I’ve said I don’t regret the things I’ve done, but I regret the things I didn’t do.
The summer of 2014, I had something I never had before. A boyfriend. It was exciting and new, and I was absolutely terrified of embarrassing myself in front of him. I was afraid of looking senseless and saying something trivial. My boyfriend and his sister goes to another state every summer to stay with their grandparents. They gets to see their older sister, family, and friends.
I wanted to see my boyfriend, and he wanted to see me. Of course, I wouldn’t ask him not to go. He deserved to see them, and I wasn’t going to stop that. We devised a plan that we would meet at Kings Island. One of my best friends and her boyfriend was going to come with me, and his best friend and his girlfriend was coming with him.
I was nervous to meet his friends. I wanted to make a good impression because I truly wanted them to like me. Now, I feel like I just curled too far into my shell that day. I was friendly to them. I tried talking to his friend’s girlfriend, but she wasn’t as friendly as I expected her to be. Eventually, they left because they had to get to work. I wished I could had gotten to know them better.
Suddenly, I was left alone with him. My friend and her boyfriend had lunch with us, but quickly disappeared after that. Part of me didn’t know what to do with myself. I was still getting to know this boy. At the time, I didn’t realize how much he would grow to mean to me.
Typically, at an amusement park, the goal is to ride as much as possible. I was afraid. I had never been on a roller coaster before, and I most certainly had heard many horror stories. It never was really encouraged for me as a child either. When I would go to Dolly Wood, I never got on the coasters. My mom was afraid of them (she had attempted a roller coaster and swore to never ride one again), and my father didn’t trust them.
I got on earlier with my boyfriend and my friends before they disappeared on me. It was absolutely terrifying. I thought I was going to fall out! After that, I wasn’t too keen to get on another. Instead, my boyfriend and I rode the little train mostly. (We tried some of the children coasters and this ship thing.) I love trains. I want to ride that train that supposedly takes you around the circumference of the world. I think that’s so rad. I loved the experience riding the train gave us. It helped us become closer, because all we did was talk and talk. It helped our relationship start to blossom like a flower.
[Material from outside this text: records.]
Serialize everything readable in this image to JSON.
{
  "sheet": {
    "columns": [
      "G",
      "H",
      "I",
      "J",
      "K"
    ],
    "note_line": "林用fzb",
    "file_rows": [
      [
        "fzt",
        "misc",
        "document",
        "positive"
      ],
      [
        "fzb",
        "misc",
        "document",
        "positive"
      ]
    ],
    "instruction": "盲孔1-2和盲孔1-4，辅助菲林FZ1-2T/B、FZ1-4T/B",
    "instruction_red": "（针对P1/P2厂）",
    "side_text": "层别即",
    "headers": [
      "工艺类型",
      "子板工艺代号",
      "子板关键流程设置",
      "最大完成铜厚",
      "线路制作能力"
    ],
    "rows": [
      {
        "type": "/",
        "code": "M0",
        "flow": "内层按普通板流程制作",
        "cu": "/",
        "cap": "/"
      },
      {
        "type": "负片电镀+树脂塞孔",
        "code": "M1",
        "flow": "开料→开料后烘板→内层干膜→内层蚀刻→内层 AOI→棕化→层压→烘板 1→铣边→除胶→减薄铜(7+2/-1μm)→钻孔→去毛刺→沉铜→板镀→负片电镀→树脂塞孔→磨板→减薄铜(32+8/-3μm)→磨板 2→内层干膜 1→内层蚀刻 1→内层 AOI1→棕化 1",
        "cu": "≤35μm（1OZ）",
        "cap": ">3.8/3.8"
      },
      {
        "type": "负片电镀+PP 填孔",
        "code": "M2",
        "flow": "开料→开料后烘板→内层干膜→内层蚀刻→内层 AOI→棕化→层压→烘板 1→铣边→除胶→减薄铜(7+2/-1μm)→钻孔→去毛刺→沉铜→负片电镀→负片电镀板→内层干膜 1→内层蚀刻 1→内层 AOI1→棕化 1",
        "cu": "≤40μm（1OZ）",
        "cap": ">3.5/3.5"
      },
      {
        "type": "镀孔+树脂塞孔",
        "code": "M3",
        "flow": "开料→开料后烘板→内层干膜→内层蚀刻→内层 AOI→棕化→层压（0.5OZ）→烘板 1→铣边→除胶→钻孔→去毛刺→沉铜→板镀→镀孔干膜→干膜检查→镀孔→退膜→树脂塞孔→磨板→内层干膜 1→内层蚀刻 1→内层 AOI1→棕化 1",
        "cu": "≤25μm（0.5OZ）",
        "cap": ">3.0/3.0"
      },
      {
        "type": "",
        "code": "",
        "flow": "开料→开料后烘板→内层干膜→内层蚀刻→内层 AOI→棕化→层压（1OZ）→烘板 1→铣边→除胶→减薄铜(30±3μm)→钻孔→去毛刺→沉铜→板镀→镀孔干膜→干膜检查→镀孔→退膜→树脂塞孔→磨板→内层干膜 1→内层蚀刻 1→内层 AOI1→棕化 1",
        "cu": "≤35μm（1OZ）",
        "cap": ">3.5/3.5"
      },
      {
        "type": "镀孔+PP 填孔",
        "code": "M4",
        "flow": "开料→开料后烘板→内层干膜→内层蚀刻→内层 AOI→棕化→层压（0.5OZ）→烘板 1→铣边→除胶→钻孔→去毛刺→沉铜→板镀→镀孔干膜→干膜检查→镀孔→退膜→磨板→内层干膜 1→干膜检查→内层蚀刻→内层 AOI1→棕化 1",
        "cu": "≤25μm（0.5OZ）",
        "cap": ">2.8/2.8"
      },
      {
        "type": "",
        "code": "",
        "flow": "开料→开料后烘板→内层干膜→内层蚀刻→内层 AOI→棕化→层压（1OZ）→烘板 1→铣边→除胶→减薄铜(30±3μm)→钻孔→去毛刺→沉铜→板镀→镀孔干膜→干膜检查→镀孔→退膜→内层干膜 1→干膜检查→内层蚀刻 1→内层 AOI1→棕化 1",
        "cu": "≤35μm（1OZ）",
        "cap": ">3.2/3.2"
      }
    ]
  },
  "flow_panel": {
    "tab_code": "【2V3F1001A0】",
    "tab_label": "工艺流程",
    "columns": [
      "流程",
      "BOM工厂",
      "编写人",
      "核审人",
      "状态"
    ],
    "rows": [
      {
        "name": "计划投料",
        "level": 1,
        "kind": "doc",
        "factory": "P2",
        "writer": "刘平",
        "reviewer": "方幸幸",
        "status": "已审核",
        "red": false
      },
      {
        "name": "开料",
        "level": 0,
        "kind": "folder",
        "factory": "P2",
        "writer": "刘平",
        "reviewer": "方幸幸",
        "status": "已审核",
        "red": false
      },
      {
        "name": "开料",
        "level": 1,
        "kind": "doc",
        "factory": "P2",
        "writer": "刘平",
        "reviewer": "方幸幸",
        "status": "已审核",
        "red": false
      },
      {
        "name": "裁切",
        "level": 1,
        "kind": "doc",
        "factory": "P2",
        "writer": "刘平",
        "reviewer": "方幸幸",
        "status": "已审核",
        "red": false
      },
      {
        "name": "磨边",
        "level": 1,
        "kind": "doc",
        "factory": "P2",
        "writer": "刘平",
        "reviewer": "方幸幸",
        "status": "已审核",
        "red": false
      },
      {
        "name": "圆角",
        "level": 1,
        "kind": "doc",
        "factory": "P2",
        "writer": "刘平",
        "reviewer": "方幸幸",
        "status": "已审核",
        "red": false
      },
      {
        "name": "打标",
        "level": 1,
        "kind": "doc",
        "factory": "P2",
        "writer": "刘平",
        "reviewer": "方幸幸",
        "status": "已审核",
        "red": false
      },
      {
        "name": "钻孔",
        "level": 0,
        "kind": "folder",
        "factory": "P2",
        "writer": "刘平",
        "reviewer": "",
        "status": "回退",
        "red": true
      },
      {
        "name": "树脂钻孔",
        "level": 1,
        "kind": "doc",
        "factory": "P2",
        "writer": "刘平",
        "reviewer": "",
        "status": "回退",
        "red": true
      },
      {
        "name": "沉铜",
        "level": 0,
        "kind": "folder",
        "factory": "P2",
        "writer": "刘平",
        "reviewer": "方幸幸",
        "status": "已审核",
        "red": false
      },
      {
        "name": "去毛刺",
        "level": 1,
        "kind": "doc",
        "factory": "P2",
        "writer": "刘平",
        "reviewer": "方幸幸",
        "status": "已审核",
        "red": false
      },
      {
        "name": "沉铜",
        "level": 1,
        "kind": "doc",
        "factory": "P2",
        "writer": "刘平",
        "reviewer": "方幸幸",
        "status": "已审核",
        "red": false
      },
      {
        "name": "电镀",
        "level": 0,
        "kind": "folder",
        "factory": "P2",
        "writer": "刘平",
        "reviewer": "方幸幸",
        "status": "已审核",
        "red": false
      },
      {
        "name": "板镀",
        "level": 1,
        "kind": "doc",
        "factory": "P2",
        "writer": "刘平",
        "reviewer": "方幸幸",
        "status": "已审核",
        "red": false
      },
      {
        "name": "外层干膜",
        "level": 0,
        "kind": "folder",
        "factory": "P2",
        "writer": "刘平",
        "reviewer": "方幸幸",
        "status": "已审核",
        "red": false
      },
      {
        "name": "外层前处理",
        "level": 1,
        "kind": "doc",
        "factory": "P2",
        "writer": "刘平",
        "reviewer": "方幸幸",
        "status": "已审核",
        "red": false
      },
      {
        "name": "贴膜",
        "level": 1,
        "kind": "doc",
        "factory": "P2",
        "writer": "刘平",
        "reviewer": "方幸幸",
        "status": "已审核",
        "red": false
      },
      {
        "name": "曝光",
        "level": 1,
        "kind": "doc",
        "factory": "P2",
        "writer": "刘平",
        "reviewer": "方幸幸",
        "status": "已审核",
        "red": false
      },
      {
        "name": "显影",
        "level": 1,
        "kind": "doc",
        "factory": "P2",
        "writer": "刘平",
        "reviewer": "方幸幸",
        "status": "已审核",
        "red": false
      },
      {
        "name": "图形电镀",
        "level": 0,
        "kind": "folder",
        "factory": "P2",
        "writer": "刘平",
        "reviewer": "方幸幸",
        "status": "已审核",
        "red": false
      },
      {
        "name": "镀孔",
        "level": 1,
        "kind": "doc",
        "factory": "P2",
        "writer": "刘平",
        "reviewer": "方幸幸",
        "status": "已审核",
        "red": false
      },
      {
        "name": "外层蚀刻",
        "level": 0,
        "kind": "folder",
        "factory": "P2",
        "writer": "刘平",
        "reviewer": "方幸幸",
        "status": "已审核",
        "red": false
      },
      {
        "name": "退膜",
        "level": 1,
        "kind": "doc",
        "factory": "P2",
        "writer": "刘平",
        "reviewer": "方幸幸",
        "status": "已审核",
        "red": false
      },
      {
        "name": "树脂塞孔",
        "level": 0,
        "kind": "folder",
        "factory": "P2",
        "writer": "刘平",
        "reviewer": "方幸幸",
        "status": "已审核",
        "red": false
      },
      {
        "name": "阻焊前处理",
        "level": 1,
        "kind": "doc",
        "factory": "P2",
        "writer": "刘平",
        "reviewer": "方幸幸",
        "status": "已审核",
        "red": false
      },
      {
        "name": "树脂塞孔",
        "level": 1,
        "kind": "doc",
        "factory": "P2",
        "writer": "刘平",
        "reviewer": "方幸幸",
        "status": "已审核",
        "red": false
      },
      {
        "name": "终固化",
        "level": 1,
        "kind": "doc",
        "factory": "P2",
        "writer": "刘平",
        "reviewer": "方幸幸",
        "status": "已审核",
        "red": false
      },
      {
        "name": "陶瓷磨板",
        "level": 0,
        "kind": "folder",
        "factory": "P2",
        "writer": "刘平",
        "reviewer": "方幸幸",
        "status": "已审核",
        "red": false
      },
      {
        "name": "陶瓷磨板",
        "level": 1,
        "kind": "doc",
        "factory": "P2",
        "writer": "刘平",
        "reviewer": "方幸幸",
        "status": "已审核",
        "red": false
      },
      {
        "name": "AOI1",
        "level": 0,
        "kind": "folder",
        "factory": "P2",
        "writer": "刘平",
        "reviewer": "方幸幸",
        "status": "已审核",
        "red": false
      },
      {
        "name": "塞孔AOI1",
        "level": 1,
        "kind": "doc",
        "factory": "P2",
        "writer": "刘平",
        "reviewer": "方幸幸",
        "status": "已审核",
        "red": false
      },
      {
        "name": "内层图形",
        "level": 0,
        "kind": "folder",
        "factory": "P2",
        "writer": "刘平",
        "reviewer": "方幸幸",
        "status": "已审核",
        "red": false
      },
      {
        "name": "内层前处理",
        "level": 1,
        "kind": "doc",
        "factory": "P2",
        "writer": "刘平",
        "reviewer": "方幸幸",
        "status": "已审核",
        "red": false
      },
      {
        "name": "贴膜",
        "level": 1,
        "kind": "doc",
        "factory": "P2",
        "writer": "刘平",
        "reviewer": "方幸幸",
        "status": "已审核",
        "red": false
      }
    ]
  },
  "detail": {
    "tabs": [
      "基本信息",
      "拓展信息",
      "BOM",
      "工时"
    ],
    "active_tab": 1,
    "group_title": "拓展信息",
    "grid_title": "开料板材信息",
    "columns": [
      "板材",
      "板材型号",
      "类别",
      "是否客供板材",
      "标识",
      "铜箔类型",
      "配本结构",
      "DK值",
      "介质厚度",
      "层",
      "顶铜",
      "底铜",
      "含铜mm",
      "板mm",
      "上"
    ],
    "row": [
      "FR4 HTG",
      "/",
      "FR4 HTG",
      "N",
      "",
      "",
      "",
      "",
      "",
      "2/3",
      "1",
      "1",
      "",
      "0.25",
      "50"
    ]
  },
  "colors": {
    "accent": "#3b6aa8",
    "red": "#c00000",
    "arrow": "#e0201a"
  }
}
Only, I feel as if I have bored him now. My fear of those coasters ensnared me with its thorns. I realize now I could’ve had more fun, and my boyfriend would’ve had more fun. It’s hard to untangle yourself, but it’s something you have to push yourself on. Tell yourself that it is okay and these coasters are actually safe; they’re nothing like the rides from the carnivals and fairs that drift momentarily into town.
Instead of being sorry of possibly being a bore, I thank my former boyfriend for never pressuring me into anything I didn’t wish. I will gain the courage to ride the roller coasters one day.